Tutor: Stefan Goetze
Type of Thesis: Project (MSc)
date of end: 11/2008
Student: Xiong Fiefei
Status: finished
ANT-shelfmark: P-11/08-1

Modern hands-free telecommunication devices jointly apply several subsystems, e.g. for noise reduction (NR), acoustic echo cancellation (AEC) and listening-room compensation (LRC). In this thesis a combined system for listening-room compensation and acoustic echo cancellation is analyzed which uses an inner AEC and an outer AEC to further enhance the cancellation of the acoustic echoes. First of all, the LRC system using a room equalization filter is described. Two methods to determine the equalizer coefficients are introduced: the least-squares equalizer and an equalizer based on a gradient algorithm. The FxLMS and mFxLMS algorithms have shown their ability to handle the estimation of the equalizer coefficients. However, both ways to calculate equalizer coefficients require the information about the RIR, which brings us to explore the area of AEC system that can provide the LRC system with an estimation of the RIR.

As for the algorithms used in AEC system, except for the conventional and popular NLMS algorithm, two new algorithms (so called proportionate update adaptive algorithms), have been described which were developed for sparse RIRs. One is the Proportionate Normalized LMS Algorithm (PNLMS), which is specially suitable for very sparse impulse responses; the other is an improved version of the PNLMS — Improved Proportionate Normalized LMS Algorithm (IPNLMS), which always performs better than NLMS and PNLMS algorithms independent of the nature of the impulse responses. Furthermore, a step size control based on an artificial delay introduced to the NLMS has been described to deal with time-variate situations of the acoustic environment. The optimal step size for the classic adaptive algorithms and some practical methods to estimate this optimal value have been derived. Although the step size control with artificial delay can not cope with the problem when the RIR changes, it is sufficient for the case of double talk from the near side. Moreover, this kind of step size control can be employed directly to the proportionate update adaptive algorithms, e.g. PNLMS or IPNLMS, since the calculation of proportionate part is independent on the step size part. After presenting LRC and AEC system separately, a combined system is described. Incorporating the system misalignment of the acoustic echo canceller, system identification can be enhanced reliably for real world environment, which can be applied to determine the equalizer coefficients more precisely and stably. With gradient algorithms used both in LRC and AEC system, it is feasible to combine these two systems for real-time applications.

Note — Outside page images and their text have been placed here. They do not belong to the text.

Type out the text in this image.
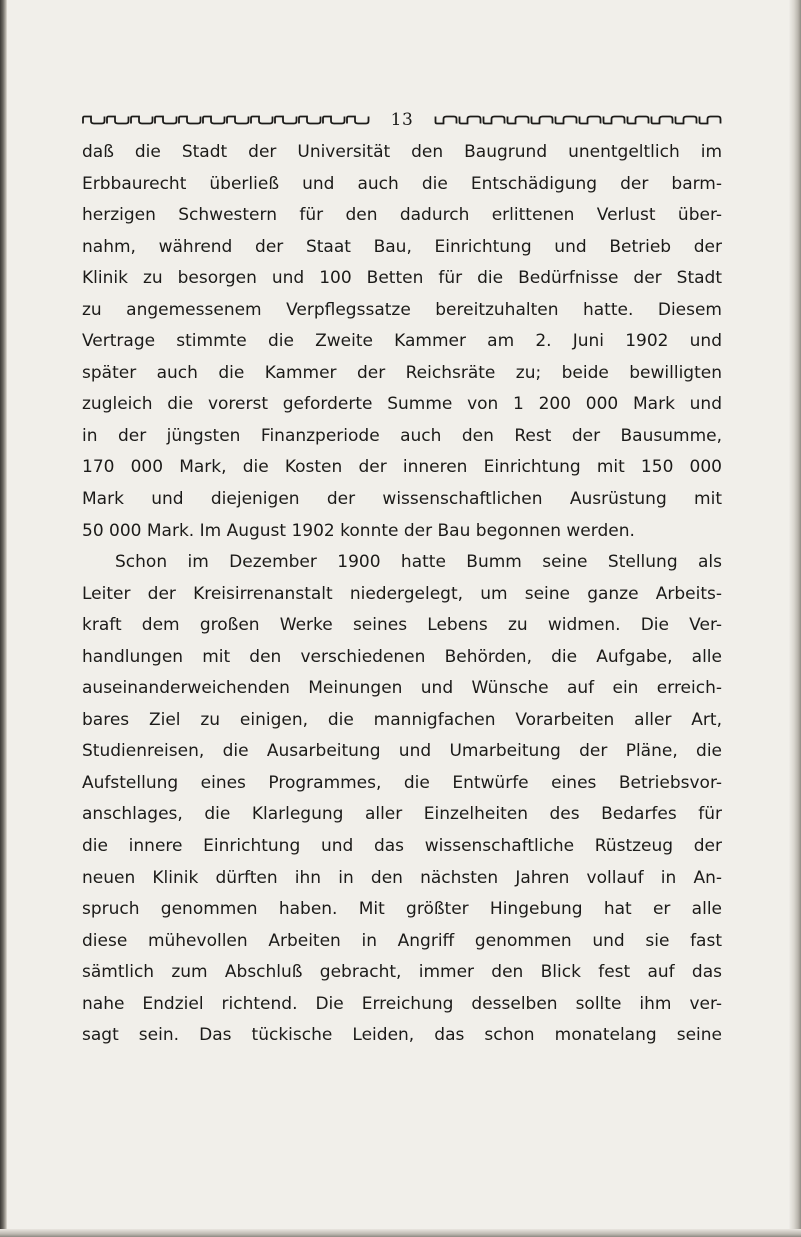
13
daß die Stadt der Universität den Baugrund unentgeltlich im
Erbbaurecht überließ und auch die Entschädigung der barm-
herzigen Schwestern für den dadurch erlittenen Verlust über-
nahm, während der Staat Bau, Einrichtung und Betrieb der
Klinik zu besorgen und 100 Betten für die Bedürfnisse der Stadt
zu angemessenem Verpflegssatze bereitzuhalten hatte. Diesem
Vertrage stimmte die Zweite Kammer am 2. Juni 1902 und
später auch die Kammer der Reichsräte zu; beide bewilligten
zugleich die vorerst geforderte Summe von 1 200 000 Mark und
in der jüngsten Finanzperiode auch den Rest der Bausumme,
170 000 Mark, die Kosten der inneren Einrichtung mit 150 000
Mark und diejenigen der wissenschaftlichen Ausrüstung mit
50 000 Mark. Im August 1902 konnte der Bau begonnen werden.
Schon im Dezember 1900 hatte Bumm seine Stellung als
Leiter der Kreisirrenanstalt niedergelegt, um seine ganze Arbeits-
kraft dem großen Werke seines Lebens zu widmen. Die Ver-
handlungen mit den verschiedenen Behörden, die Aufgabe, alle
auseinanderweichenden Meinungen und Wünsche auf ein erreich-
bares Ziel zu einigen, die mannigfachen Vorarbeiten aller Art,
Studienreisen, die Ausarbeitung und Umarbeitung der Pläne, die
Aufstellung eines Programmes, die Entwürfe eines Betriebsvor-
anschlages, die Klarlegung aller Einzelheiten des Bedarfes für
die innere Einrichtung und das wissenschaftliche Rüstzeug der
neuen Klinik dürften ihn in den nächsten Jahren vollauf in An-
spruch genommen haben. Mit größter Hingebung hat er alle
diese mühevollen Arbeiten in Angriff genommen und sie fast
sämtlich zum Abschluß gebracht, immer den Blick fest auf das
nahe Endziel richtend. Die Erreichung desselben sollte ihm ver-
sagt sein. Das tückische Leiden, das schon monatelang seine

Last but not the least, the combination of above two systems has been analyzed to evaluate the performance of the whole system. The simulation results also show the interaction of LRC and AEC and their mutual influence. Finally, an improved and novel edition of the combined system is introduced, where another AEC system is appended at the periphery of the combination of  LRC and AEC structure in order to further enhance the  performance of echo cancellation. Actually, this is meaningful for some challenging acoustic environments, where for the inner AEC system, it is difficult to obtain a nice ERLE performance. Moreover, it is shown that if IPNLMS is employed for the outer AEC system, this method has gained nice performance as seen from the simulation results.
In fact, there still exists lots of relevant fields needed to analyze, such as decoupled FxLMS algorithm in LRC, step size control based on cross-correlation method, other robust algorithms  designed for sparse RIR like EG± algorithm, applications not only in single channel system, but also for stereo system, and fixed-point implementation of all systems, etc. Progress in technology will also verify these analysis and invent more sophisticated techniques to continue the research of acoustic world.